La prise de décision de l’augmentation de capital par apport en numéraire

Réglementée par le Code de commerce, l’augmentation du capital par apport en numéraire nécessite une décision préalable prise par deux assemblées générales extraordinaires (une pour l’approbation de l’augmentation et une pour sa constatation), ou par le Conseil d’Administration ou Directoire délégué à cet effet.

En pratique et pour gagner du temps, cette augmentation du capital est décidée le plus souvent lors d’une seule assemblée générale extraordinaire ou AGE (qui nécessite la présence de l’ensemble des associés et qui regroupe à la fois les étapes d’approbation et de constatation), à condition que l’attestation de dépôt des fonds ait bien été incluse au procès-verbal de cette AGE.

Concernant les SARL et SA, la décision est prise par l'AGE à la majorité des deux tiers des parts sociales (dans le cas de l’émission de nouveaux titres) ou à l’unanimité de ses parts (dans le cas d’une majoration de la valeur nominale des titres de la société).

Un nouveau capital qui reste bloqué pendant la procédure

Autre point important, l’augmentation de capital par apport en numéraire nécessite que le capital constitutif ait été libéré au préalable, puis bloqué jusqu’au terme de l’opération, c’est-à-dire jusqu’à la modification du Kbis de la société. Qu’il s’agisse d’une augmentation de capital réalisée par un apport en numéraire venant d’associés historiques ou de futurs associés, les fonds versés à la société doivent avoir été déposés sur un compte bancaire bloqué, chez un notaire ou à la Caisse des Dépôts et Consignations.

La procédure de l’augmentation du capital par apport en numéraire

Le procès-verbal de l’assemblée générale extraordinaire actant et constatant l’augmentation du capital doit ensuite être enregistré auprès du service des Impôts, puis être incorporé à un dossier qui sera remis au greffe du tribunal de commerce ou au CFE. Outre le PV de l’AGE, ce dossier doit inclure l’ensemble des documents suivants, tous certifiés conformes par le dirigeant de la société :

  • un formulaire M2 ou P2 de modification d’entreprise ;
  • l'exemplaire des statuts mis à jour ;
  • un pouvoir si le représentant légal n’est pas le signataire du document ;
  • l’attestation de la publication de l’annonce légale.
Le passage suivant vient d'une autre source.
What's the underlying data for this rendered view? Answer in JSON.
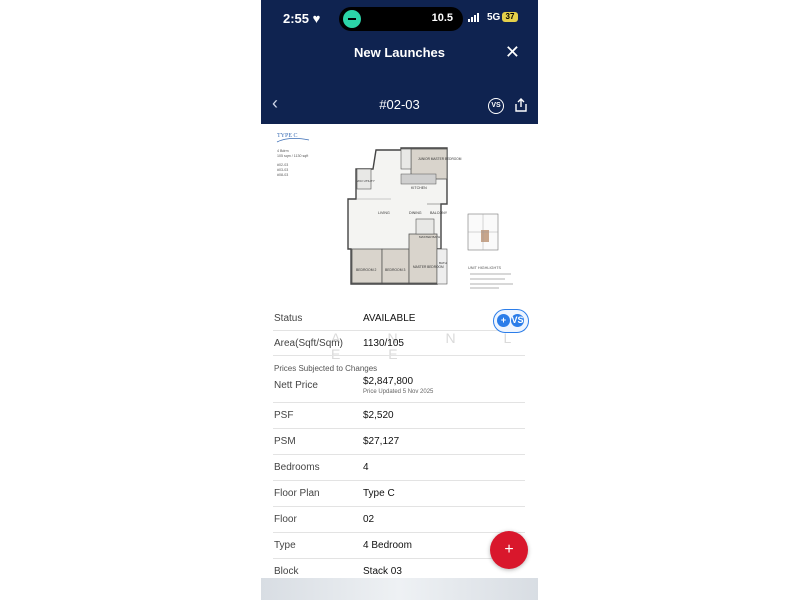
{
  "status_bar": {
    "time": "2:55",
    "island_value": "10.5",
    "network": "5G",
    "battery": "37"
  },
  "header": {
    "title": "New Launches",
    "unit": "#02-03",
    "vs_label": "VS"
  },
  "floor_plan": {
    "type_label": "TYPE C",
    "bedrooms_line": "4 Bdrm",
    "area_line": "105 sqm / 1130 sqft",
    "units": [
      "#02-03",
      "#03-03",
      "#08-03"
    ],
    "rooms": [
      "JUNIOR MASTER BEDROOM",
      "KITCHEN",
      "WC/ UTILITY",
      "LIVING",
      "DINING",
      "BALCONY",
      "MASTER BATH",
      "BEDROOM 2",
      "BEDROOM 3",
      "MASTER BEDROOM",
      "BATH"
    ],
    "highlights_title": "UNIT HIGHLIGHTS"
  },
  "details": {
    "status_label": "Status",
    "status_value": "AVAILABLE",
    "area_label": "Area(Sqft/Sqm)",
    "area_value": "1130/105",
    "prices_note": "Prices Subjected to Changes",
    "nett_label": "Nett Price",
    "nett_value": "$2,847,800",
    "nett_updated": "Price Updated 5 Nov 2025",
    "psf_label": "PSF",
    "psf_value": "$2,520",
    "psm_label": "PSM",
    "psm_value": "$27,127",
    "bedrooms_label": "Bedrooms",
    "bedrooms_value": "4",
    "floorplan_label": "Floor Plan",
    "floorplan_value": "Type C",
    "floor_label": "Floor",
    "floor_value": "02",
    "type_label": "Type",
    "type_value": "4 Bedroom",
    "block_label": "Block",
    "block_value": "Stack 03"
  },
  "watermark": "A N N L E E",
  "fab_label": "+",
  "colors": {
    "header_bg": "#0f2350",
    "accent_blue": "#2b7de9",
    "fab_red": "#d9172c"
  }
}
Cette publication est faite dans un journal d’annonces légales et doit contenir toutes ces informations :

  • la dénomination sociale et la forme juridique de la société ;
  • les montants de l’ancien et du nouveau capital social ;
  • le nom de l’organe décisionnaire de l’augmentation de capital ;
  • l’adresse du siège social et le numéro SIREN ;
  • la désignation de l’article des statuts qui a été modifié.
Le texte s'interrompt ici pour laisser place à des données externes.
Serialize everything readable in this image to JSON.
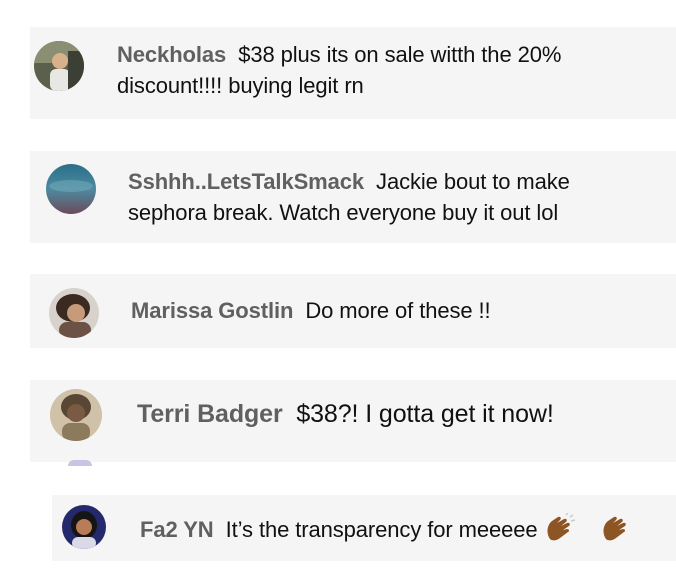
{
  "comments": [
    {
      "author": "Neckholas",
      "line1": "$38 plus its on sale witth the 20%",
      "line2": "discount!!!! buying legit rn",
      "avatar_icon": "person-photo-avatar",
      "avatar_color": "#6b6f5a"
    },
    {
      "author": "Sshhh..LetsTalkSmack",
      "line1": "Jackie bout to make",
      "line2": "sephora break. Watch everyone buy it out lol",
      "avatar_icon": "blue-gradient-avatar",
      "avatar_color": "#3f6f86"
    },
    {
      "author": "Marissa Gostlin",
      "line1": "Do more of these !!",
      "avatar_icon": "person-photo-avatar",
      "avatar_color": "#8a6a52"
    },
    {
      "author": "Terri Badger",
      "line1": "$38?! I gotta get it now!",
      "avatar_icon": "person-photo-avatar",
      "avatar_color": "#9b8a6e"
    },
    {
      "author": "Fa2 YN",
      "line1": "It’s the transparency for meeeee",
      "emoji": [
        "clapping-hands-emoji",
        "clapping-hands-emoji"
      ],
      "avatar_icon": "person-photo-avatar",
      "avatar_color": "#2a2f6a"
    }
  ],
  "colors": {
    "card_background": "#f5f5f5",
    "author_text": "#606060",
    "message_text": "#111111",
    "emoji_skin": "#8d5524"
  }
}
Des frais de 375€ devront être acquittés auprès du centre des Impôts pour un capital inférieur à 225.000€, et de 500€ au-delà, tandis que 198,64€ de frais (dont 14,79€ de coût de dépôt d'actes) sont à régler auprès du greffe. Une fois la procédure achevée, l’augmentation du capital sera considérée comme effective à compter de la date de l'AGE (dans le cas d'une SARL), ou de la date de l'établissement du certificat du dépositaire (dans le cas d’une SAS).